Compared with Alzheimer's disease, which accounts for 50 to 60 percent of dementia, alcoholic dementia accounts for an estimated 10 percent of cognitive deterioration (Gray, G.E. "Nutrition and Dementia," Journal of the American Dietetic Association (1989) 89:1795).
The typical person with alcoholic dementia has a long history of alcohol abuse. However, stereotypes of alcoholics are often mistaken. Many alcoholics function reasonably well for many years and drink in secret, so their friends and loved ones may be unaware of the extent of their drinking.
In addition, whether or not an individual is an alcoholic, with increasing age, a given amount of alcohol impairs mental function more and more, so over time, even a few drinks a day might be enough to cause noticeable cognitive problems.
Alcohol's effects are also weight-related. A given amount cause greater intoxication and mental impairment for thin people than for those who weigh more. Compared with their middle-age weight, many elderly people weigh less, so alcohol affects them more.

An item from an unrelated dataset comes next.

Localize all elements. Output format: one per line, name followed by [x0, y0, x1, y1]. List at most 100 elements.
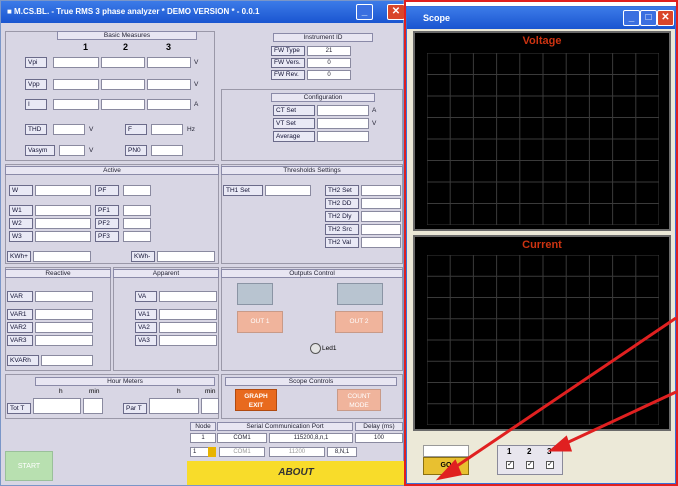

Finally, alcohol-related dementia often is just one aspect of a problem that may also includes one or more of the following: multi- infarct dementia, nutritional deficiencies, other drugs, and Alzheimer's disease.
If you suspect a loss of cognitive function, encourage the affected person to drink less, or stop drinking altogether. With abstinence, alcohol-related dementia gradually clears up over a few weeks to two months.